Not Drinking Enough Water
Water plays an essential part in losing weight. It helps maintain homeostasis, keeps the cells turgid, and aids various biological reactions and functions, digestion and absorption, transportation of chemicals, and toxin removal. When you do not drink enough water, all these functions are not carried out properly, leading down to slow functioning of metabolism. So, drink 3-4 litres of water every day. Drink more if you are working out.
You Do Not Consume Enough Protein
A good amount of lean protein will help you build lean muscle mass and give you a toned look. Moreover, proteins are tough to digest and can create a negative energy balance, thereby aiding weight loss. You should consume at least one source of protein with each meal. Include these in your diet – chicken breast, ground turkey, mushroom, legumes, soy chunks, soy milk, tofu, etc. You should consume 0.8 g of protein per kilogram of your weight.

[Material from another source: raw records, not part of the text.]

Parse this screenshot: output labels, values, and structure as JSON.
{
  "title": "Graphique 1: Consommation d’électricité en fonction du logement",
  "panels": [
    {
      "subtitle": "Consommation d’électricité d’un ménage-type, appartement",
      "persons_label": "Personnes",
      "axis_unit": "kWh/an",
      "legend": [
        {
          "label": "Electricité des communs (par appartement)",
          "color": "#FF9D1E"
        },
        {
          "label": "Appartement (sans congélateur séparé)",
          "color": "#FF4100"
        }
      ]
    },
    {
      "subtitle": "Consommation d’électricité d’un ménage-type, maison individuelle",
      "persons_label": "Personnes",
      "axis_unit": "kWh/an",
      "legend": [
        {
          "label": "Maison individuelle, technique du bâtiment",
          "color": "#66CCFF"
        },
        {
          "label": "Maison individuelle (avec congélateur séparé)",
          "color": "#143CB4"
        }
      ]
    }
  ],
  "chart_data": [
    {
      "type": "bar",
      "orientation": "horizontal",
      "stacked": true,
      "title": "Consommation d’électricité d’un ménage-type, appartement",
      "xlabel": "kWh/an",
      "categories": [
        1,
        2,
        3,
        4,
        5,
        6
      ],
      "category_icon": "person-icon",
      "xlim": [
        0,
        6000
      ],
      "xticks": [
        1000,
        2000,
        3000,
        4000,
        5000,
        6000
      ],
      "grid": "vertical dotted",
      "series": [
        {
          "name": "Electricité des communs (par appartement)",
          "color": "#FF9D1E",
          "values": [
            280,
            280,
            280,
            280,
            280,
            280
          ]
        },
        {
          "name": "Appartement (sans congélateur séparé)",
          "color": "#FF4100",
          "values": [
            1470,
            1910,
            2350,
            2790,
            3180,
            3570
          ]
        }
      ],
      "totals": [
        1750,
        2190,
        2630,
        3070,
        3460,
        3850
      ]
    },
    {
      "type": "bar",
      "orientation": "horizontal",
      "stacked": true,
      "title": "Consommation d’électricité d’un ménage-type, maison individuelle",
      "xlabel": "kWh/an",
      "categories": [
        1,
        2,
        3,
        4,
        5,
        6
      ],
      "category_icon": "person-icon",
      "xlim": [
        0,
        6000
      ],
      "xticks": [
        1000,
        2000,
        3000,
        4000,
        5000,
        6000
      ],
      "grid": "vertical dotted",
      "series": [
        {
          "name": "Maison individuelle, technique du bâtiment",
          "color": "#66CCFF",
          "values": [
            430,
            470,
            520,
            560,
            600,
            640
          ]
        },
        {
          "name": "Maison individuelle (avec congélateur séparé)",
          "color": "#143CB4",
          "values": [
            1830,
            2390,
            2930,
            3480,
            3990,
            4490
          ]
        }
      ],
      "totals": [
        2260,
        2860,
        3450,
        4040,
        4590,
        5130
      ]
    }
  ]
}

You need to consume healthy fats if you want to get rid of the fat. Healthy fats contain omega-3 fatty acids that help reduce inflammation, thereby preventing inflammation-induced weight gain. Consume almonds, walnuts, macadamia nuts, pistachios, olive oil, rice bran oil, flaxseeds, flaxseed butter, pumpkin, and clarified butter (ghee). But make sure to control the quantity as overconsumption of healthy fats can also lead to weight gain.
You Still Haven’t Cut Down Your Sugar/Carb Intake
Sometimes, we consume foods without knowing that they contain sugar or carbs in high amounts. Sauces and ketchup contain a truckload of sugar and carbs, so avoid them. Buy plain breakfast cereal, avoid salted or sugar coated nuts, and do not consume too many multigrain biscuits.
You Skip A Meal To Cut Down Calories
Skipping a meal to cut down on calories never works. When you skip a meal, your brain slows down. This, in turn, slows down your metabolism and digestion. Moreover, you will eat more during the next meal because you will be starving and feel it’s alright to eat more as you have skipped a meal. The body, however, stores the extra food in the form of fat. Eat every 3-4 hours, control your portion size, and do not skip breakfast.